Sabato primo giugno, in occasione dell’annuale convegno LAV (Lega Antivivisezione), si è tenuta una conferenza – o meglio sarebbe dire un dibattito – sulle diverse proposte teoriche dell’antispecismo così come sono state recepite e discusse in Italia.
Ad esporre il proprio pensiero, presso l’Auditorium di via Rieti, in Roma, tre filosofi e una giurista: Leonardo Caffo, dell’Università degli Studi di Torino – che nell’occasione ha presentato il suo nuovo libro per le edizioni Sonda, Il Maiale non fa la rivoluzione.

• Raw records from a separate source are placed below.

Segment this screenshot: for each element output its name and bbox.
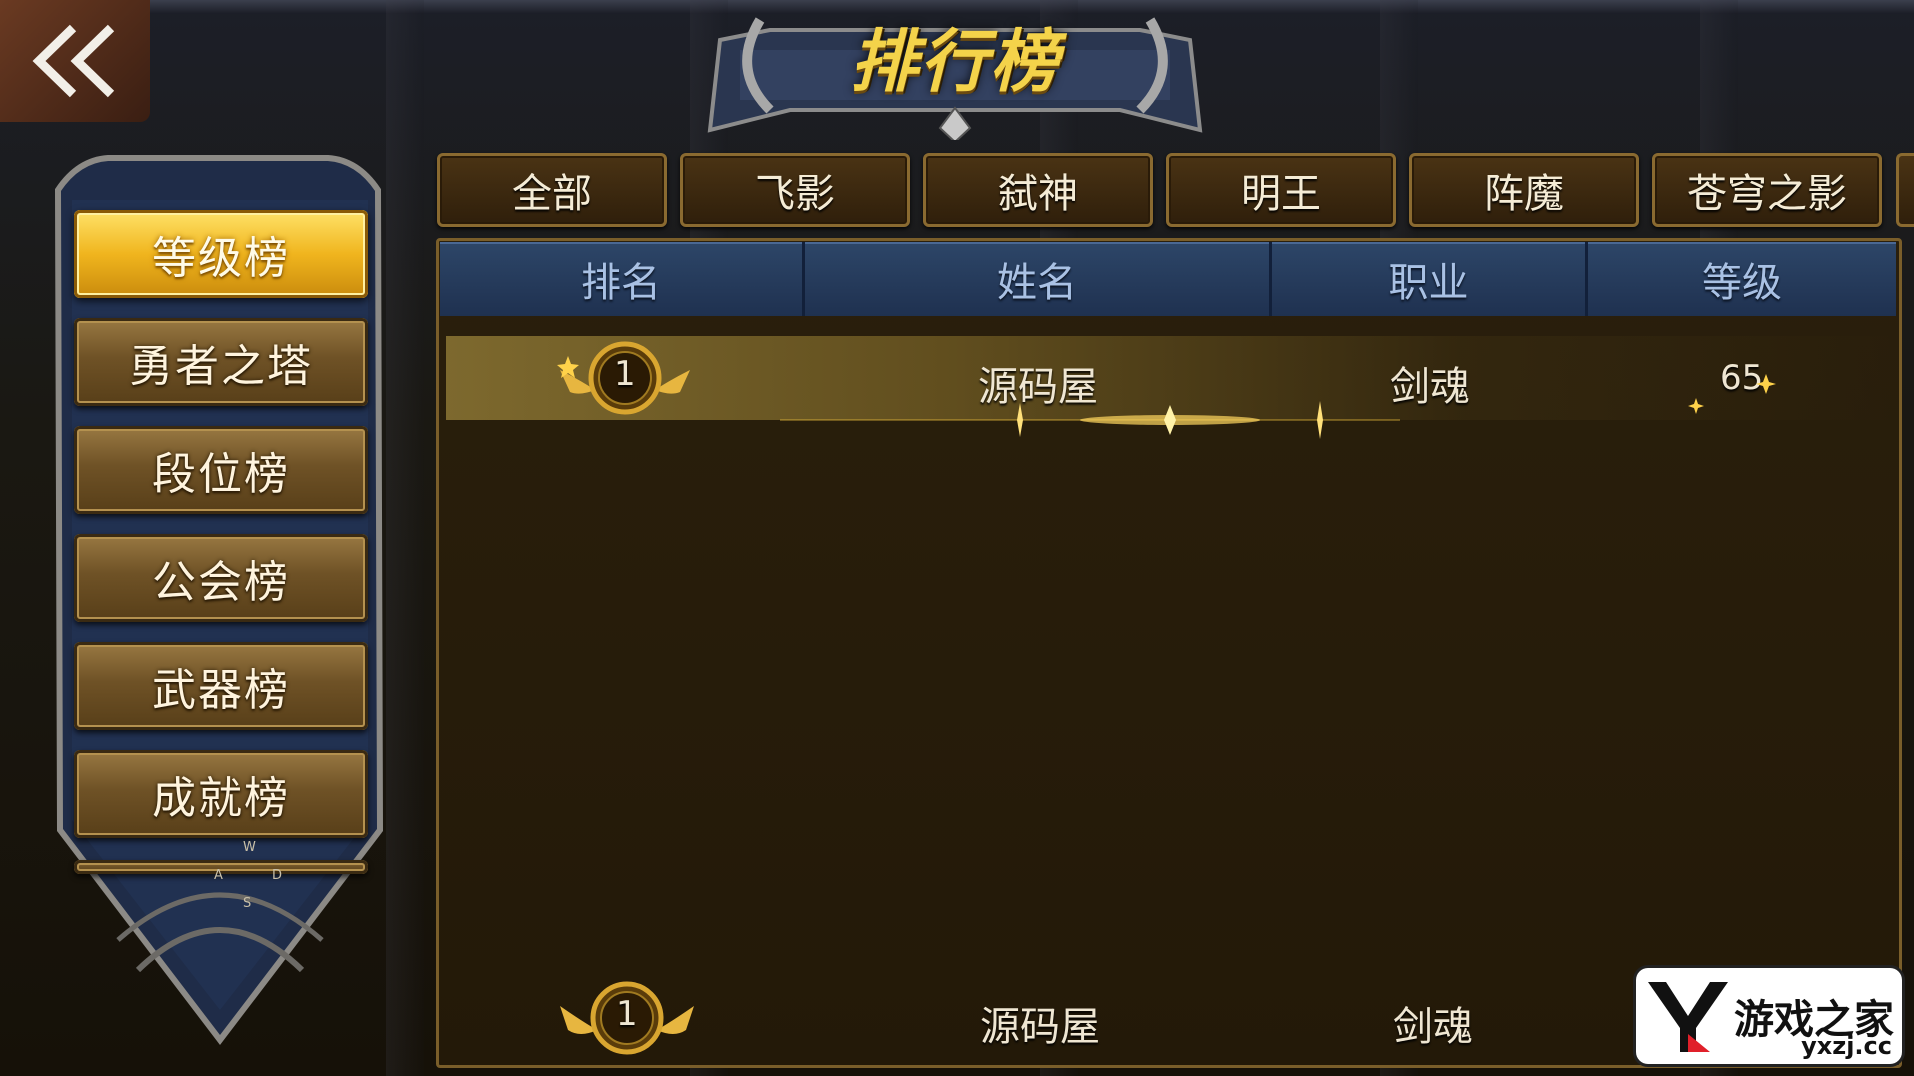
key-hint-d: D xyxy=(272,868,283,883)
back-button[interactable] xyxy=(0,0,150,122)
yx-logo-icon xyxy=(1648,982,1728,1052)
sidebar-item-weapon-rank[interactable]: 武器榜 xyxy=(74,642,368,730)
sidebar-item-level-rank[interactable]: 等级榜 xyxy=(74,210,368,298)
player-name: 源码屋 xyxy=(978,364,1098,410)
tab-zhenmo[interactable]: 阵魔 xyxy=(1409,153,1639,227)
key-hint-s: S xyxy=(243,896,252,911)
column-header-class: 职业 xyxy=(1272,242,1588,316)
sidebar-item-label: 武器榜 xyxy=(152,665,290,716)
self-player-class: 剑魂 xyxy=(1393,1004,1473,1050)
tab-overflow-edge[interactable] xyxy=(1896,153,1914,227)
double-chevron-left-icon xyxy=(32,24,115,98)
sidebar-item-guild-rank[interactable]: 公会榜 xyxy=(74,534,368,622)
tab-label: 全部 xyxy=(512,171,592,217)
watermark-logo: 游戏之家 yxzj.cc xyxy=(1636,968,1902,1064)
self-rank-number: 1 xyxy=(616,994,638,1034)
tab-feiying[interactable]: 飞影 xyxy=(680,153,910,227)
player-level: 65 xyxy=(1720,358,1764,398)
tab-label: 苍穹之影 xyxy=(1687,171,1847,217)
sidebar-item-label: 公会榜 xyxy=(152,557,290,608)
sidebar-item-tier-rank[interactable]: 段位榜 xyxy=(74,426,368,514)
sidebar-item-label: 段位榜 xyxy=(152,449,290,500)
tab-shishen[interactable]: 弑神 xyxy=(923,153,1153,227)
column-header-name: 姓名 xyxy=(805,242,1272,316)
tab-mingwang[interactable]: 明王 xyxy=(1166,153,1396,227)
sidebar: 等级榜 勇者之塔 段位榜 公会榜 武器榜 成就榜 W A D S xyxy=(28,150,412,1050)
player-class: 剑魂 xyxy=(1390,364,1470,410)
self-player-name: 源码屋 xyxy=(980,1004,1100,1050)
sidebar-item-tower-rank[interactable]: 勇者之塔 xyxy=(74,318,368,406)
sidebar-item-label: 等级榜 xyxy=(152,233,290,284)
title-banner: 排行榜 xyxy=(700,0,1210,140)
tab-cangqiong[interactable]: 苍穹之影 xyxy=(1652,153,1882,227)
tab-label: 弑神 xyxy=(998,171,1078,217)
page-title: 排行榜 xyxy=(849,23,1060,102)
sidebar-item-label: 勇者之塔 xyxy=(129,341,313,392)
watermark-url: yxzj.cc xyxy=(1801,1032,1892,1060)
sidebar-item-achievement-rank[interactable]: 成就榜 xyxy=(74,750,368,838)
tab-all[interactable]: 全部 xyxy=(437,153,667,227)
rank-number: 1 xyxy=(614,354,636,394)
tab-label: 飞影 xyxy=(755,171,835,217)
tab-label: 阵魔 xyxy=(1484,171,1564,217)
column-header-level: 等级 xyxy=(1588,242,1896,316)
key-hint-a: A xyxy=(214,868,223,883)
tab-label: 明王 xyxy=(1241,171,1321,217)
sidebar-item-label: 成就榜 xyxy=(152,773,290,824)
key-hint-w: W xyxy=(243,840,256,855)
column-header-rank: 排名 xyxy=(440,242,805,316)
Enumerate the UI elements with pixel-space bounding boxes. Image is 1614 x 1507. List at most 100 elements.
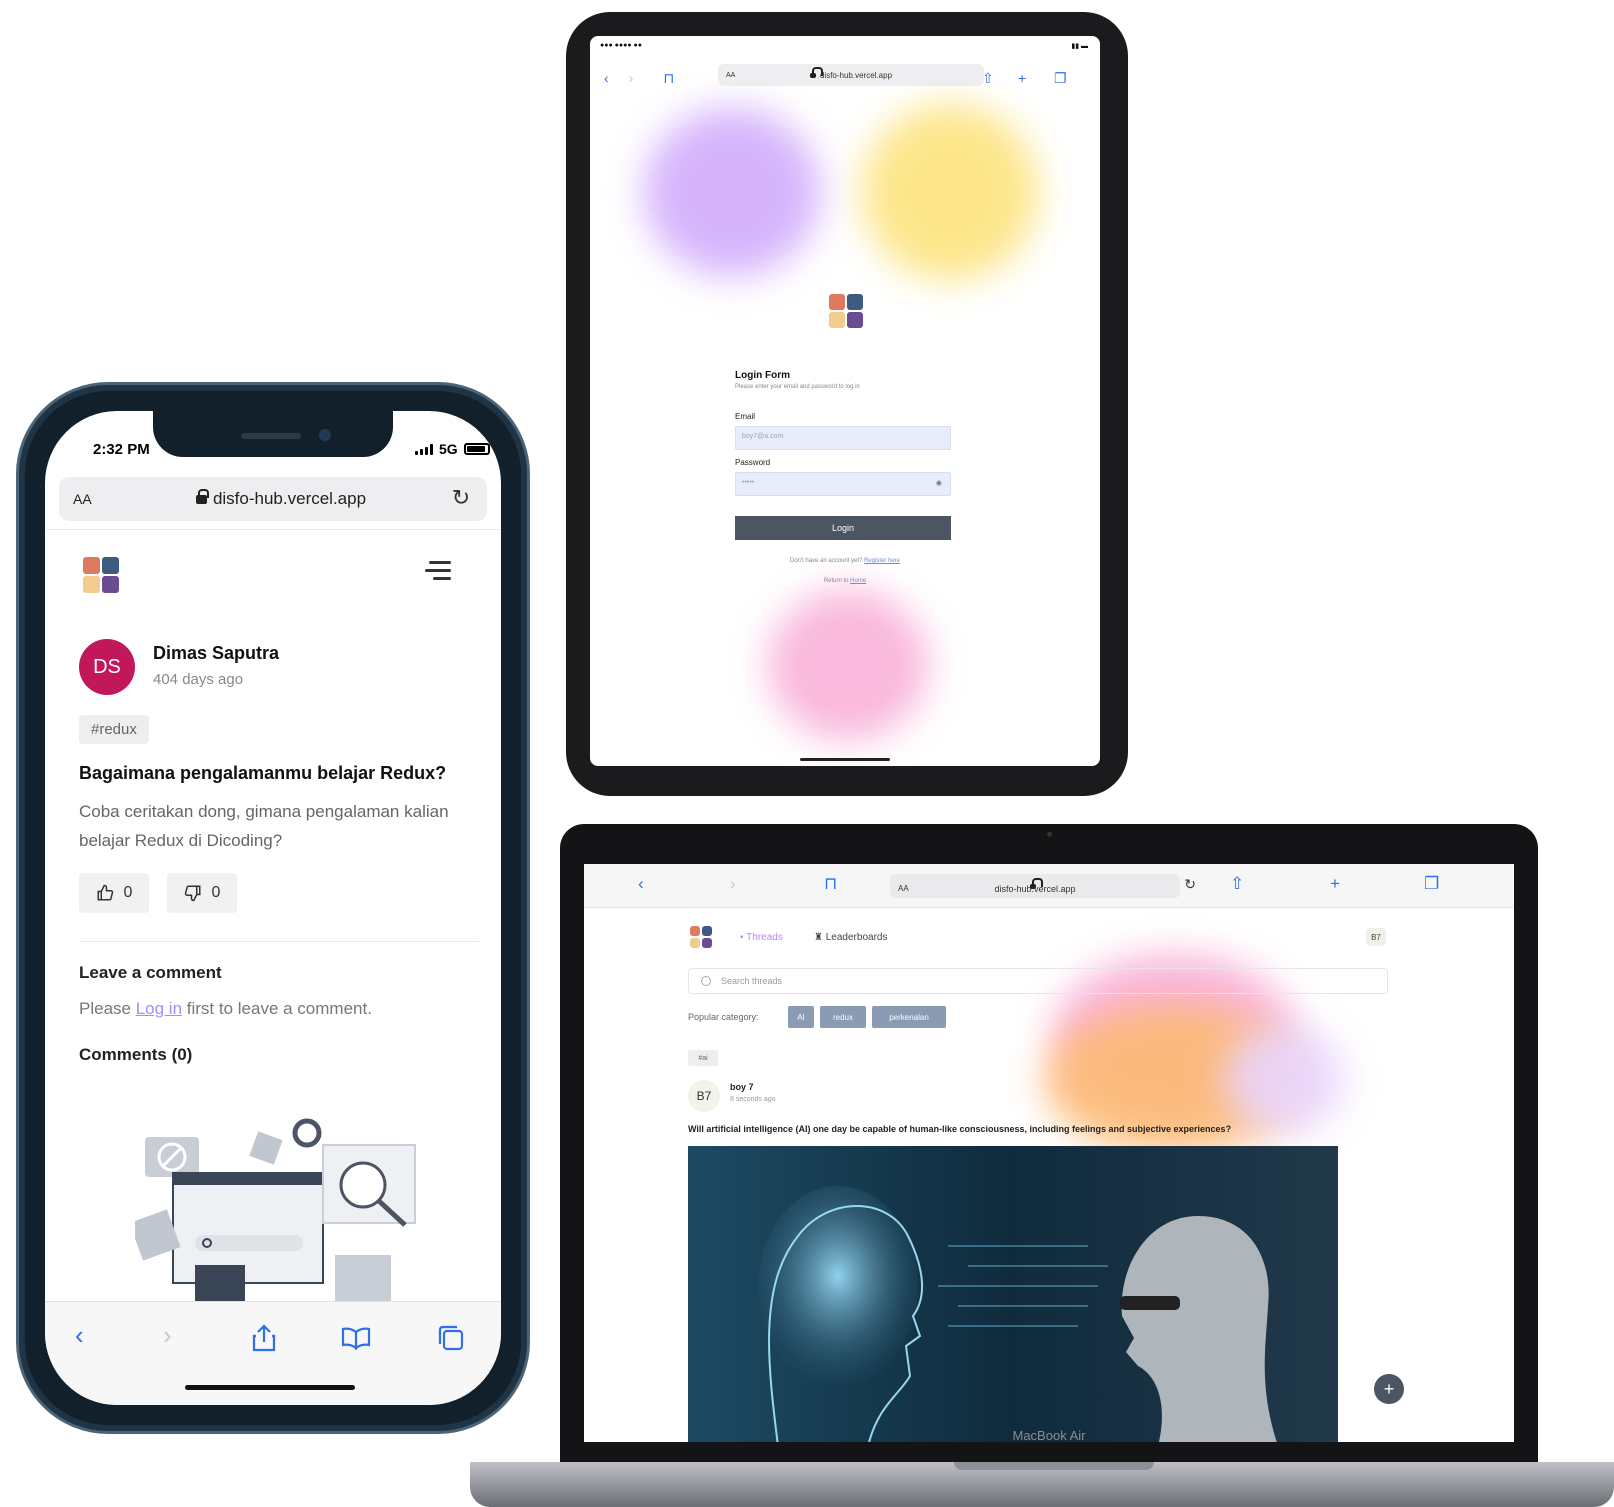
eye-icon[interactable]: ◉ [936,479,942,487]
lock-icon [809,66,823,78]
forward-icon[interactable]: › [163,1320,172,1351]
address-bar[interactable]: AA disfo-hub.vercel.app [718,64,984,86]
pink-blob [768,590,928,740]
phone-screen: 2:32 PM 5G AA disfo-hub.vercel.app ↻ DS … [45,411,501,1405]
tablet-screen: ●●● ●●●● ●● ▮▮ ▬ ‹ › ⊓ ↻ ⇧ + ❐ AA disfo-… [590,36,1100,766]
home-link[interactable]: Home [850,578,866,584]
bookmarks-icon[interactable] [341,1326,371,1350]
status-indicators: 5G [415,441,490,457]
signal-icon [415,443,433,455]
address-bar[interactable]: AA disfo-hub.vercel.app ↻ [59,477,487,521]
downvote-count: 0 [211,884,221,901]
forward-icon[interactable]: › [730,874,736,894]
avatar: DS [79,639,135,695]
popular-category-label: Popular category: [688,1012,759,1022]
back-icon[interactable]: ‹ [75,1320,84,1351]
leaderboards-label: Leaderboards [825,932,888,943]
login-form-subheading: Please enter your email and password to … [735,384,860,390]
add-thread-button[interactable]: + [1374,1374,1404,1404]
nav-threads-link[interactable]: ▪ Threads [740,932,783,943]
bookmarks-icon[interactable]: ⊓ [663,70,674,87]
status-time: 2:32 PM [93,441,150,458]
search-icon [701,976,711,986]
reload-icon[interactable]: ↻ [449,487,473,511]
return-prompt: Return to Home [590,578,1100,584]
password-field[interactable]: ••••• ◉ [735,472,951,496]
bookmarks-icon[interactable]: ⊓ [824,874,837,894]
thread-image [688,1146,1338,1442]
divider [45,529,501,530]
return-prefix: Return to [823,578,851,584]
home-indicator [185,1385,355,1390]
tabs-icon[interactable]: ❐ [1054,70,1067,87]
thread-body: Coba ceritakan dong, gimana pengalaman k… [79,802,449,850]
user-avatar[interactable]: B7 [1366,928,1386,946]
reader-aa-button[interactable]: AA [898,884,909,893]
login-prompt-prefix: Please [79,999,136,1018]
network-label: 5G [439,441,458,457]
status-bar-left: ●●● ●●●● ●● [600,42,642,49]
url-text: disfo-hub.vercel.app [819,70,893,80]
phone-device: 2:32 PM 5G AA disfo-hub.vercel.app ↻ DS … [16,382,530,1434]
share-icon[interactable]: ⇧ [1230,874,1244,894]
login-link[interactable]: Log in [136,999,182,1018]
tablet-device: ●●● ●●●● ●● ▮▮ ▬ ‹ › ⊓ ↻ ⇧ + ❐ AA disfo-… [566,12,1128,796]
back-icon[interactable]: ‹ [638,874,644,894]
forward-icon[interactable]: › [629,70,634,86]
password-value: ••••• [742,479,755,486]
register-link[interactable]: Register here [864,558,900,564]
search-input[interactable]: Search threads [688,968,1388,994]
category-chip-ai[interactable]: AI [788,1006,814,1028]
category-chip-perkenalan[interactable]: perkenalan [872,1006,946,1028]
category-tag[interactable]: #redux [79,715,149,744]
new-tab-icon[interactable]: + [1018,70,1026,86]
reload-icon[interactable]: ↻ [1184,876,1196,893]
login-prompt: Please Log in first to leave a comment. [79,999,372,1019]
email-field[interactable]: boy7@a.com [735,426,951,450]
category-chip-redux[interactable]: redux [820,1006,866,1028]
laptop-device: ‹ › ⊓ AA disfo-hub.vercel.app ↻ ⇧ + ❐ ▪ … [560,824,1538,1462]
comments-heading: Comments (0) [79,1045,193,1064]
app-logo [829,294,863,328]
avatar: B7 [688,1080,720,1112]
nav-leaderboards-link[interactable]: ♜ Leaderboards [814,932,887,943]
status-bar-right: ▮▮ ▬ [1071,43,1088,50]
tabs-icon[interactable]: ❐ [1424,874,1439,894]
share-icon[interactable] [251,1324,277,1352]
hamburger-menu-icon[interactable] [425,561,451,583]
thumbs-up-icon [97,884,113,901]
author-name: Dimas Saputra [153,643,280,663]
thread-author: boy 7 [730,1082,754,1092]
url-display[interactable]: disfo-hub.vercel.app [113,489,449,509]
new-tab-icon[interactable]: + [1330,874,1340,894]
phone-notch [153,411,393,457]
reader-aa-button[interactable]: AA [73,491,113,507]
lock-icon [195,489,209,505]
laptop-browser-nav: ‹ › ⊓ AA disfo-hub.vercel.app ↻ ⇧ + ❐ [584,864,1514,908]
back-icon[interactable]: ‹ [604,70,609,86]
yellow-blob [862,104,1038,280]
post-timestamp: 404 days ago [153,671,244,688]
app-logo[interactable] [690,926,712,948]
laptop-base [470,1462,1614,1507]
thread-category-tag[interactable]: #ai [688,1050,718,1066]
purple-blob [1224,1024,1344,1134]
signup-prefix: Don't have an account yet? [789,558,865,564]
battery-icon [463,443,490,455]
login-button[interactable]: Login [735,516,951,540]
thread-title[interactable]: Will artificial intelligence (AI) one da… [688,1124,1408,1134]
tabs-icon[interactable] [437,1324,465,1352]
webcam [1047,832,1052,837]
upvote-button[interactable]: 0 [79,873,149,913]
leave-comment-heading: Leave a comment [79,963,222,982]
address-bar[interactable]: AA disfo-hub.vercel.app ↻ [890,874,1196,898]
empty-comments-illustration [135,1118,416,1301]
leaderboards-icon: ♜ [814,932,826,943]
signup-prompt: Don't have an account yet? Register here [590,558,1100,564]
password-label: Password [735,458,771,467]
reader-aa-button[interactable]: AA [726,72,735,79]
app-logo[interactable] [83,557,119,593]
downvote-button[interactable]: 0 [167,873,237,913]
url-text: disfo-hub.vercel.app [994,884,1076,894]
device-label: MacBook Air [1012,1428,1086,1443]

Manifesto per un antispecismo debole
– propone un antispecismo come fenomeno primariamente morale che
intende non solo combattere, a partire dall’assunzione di piena
consapevolezza in merito alla sofferenza e morte degli animali, la
violenza istituzionalizzata che la specie umana perpetra nei loro
confronti, ma addirittura eliminare definitivamente anche la sola idea
che si possa impunemente abusare di altri esseri senzienti sol perché
appartenenti ad altre specie ritenute pregiudizialmente inferiori, cui
neghiamo ogni considerazione morale; Alma Massaro,
dell’Università degli Studi di Genova, propone invece una lettura in
chiave antispecista dei testi sacri appartenenti alla tradizione
ebraico-cristiana; Paola Sobbrio, giurista,
dell’Università Cattolica del Sacro Cuore di Piacenza, espone i limiti
dell’attuale ordinamento giuridico in merito ai diritti animali (di
fatto, come vedremo poi, dichiara che attualmente non esiste un
antispecismo giuridico); Marco Maurizi, dell’università
degli Studi di Bergamo, principale teorico dell’antispecismo politico
italiano, propone una liberazione animale che tenga conto dell’analisi
della strutture della società sulle quali si dovrà agire in quanto il
comportamento dei singoli individui, lungi dall’essere inscritto in un
determinismo biologico, è semplicemente un effetto del modello sociale
in cui si trova a muoversi (non esisterebbero individui più sensibili o
più buoni di altri, ma esistono certamente sistemi sociali migliori o
peggiori; e ancora, il pensiero di Cartesio e la sua, ormai
fortunatamente superata concezione dell’animale automa è ciò che la
società del seicento ha prodotto, ne è un effetto, non una causa) e nega
che possa esistere un pregiudizio morale nei confronti degli animali
preesistente le prime società gerarchiche, per cui se gli animali sono
considerati inferiori è perché vi sono meccanismi di dominio che ne
consentono e legittimano lo sfruttamento e non il contrario (Caffo
sostiene invece, come vedremo, la tesi opposta). Ad affiancare e
interloquire con i singoli relatori, ponendo domande, obiezioni e in
alcuni casi integrando il dibattito, anche diversi esponenti della LAV.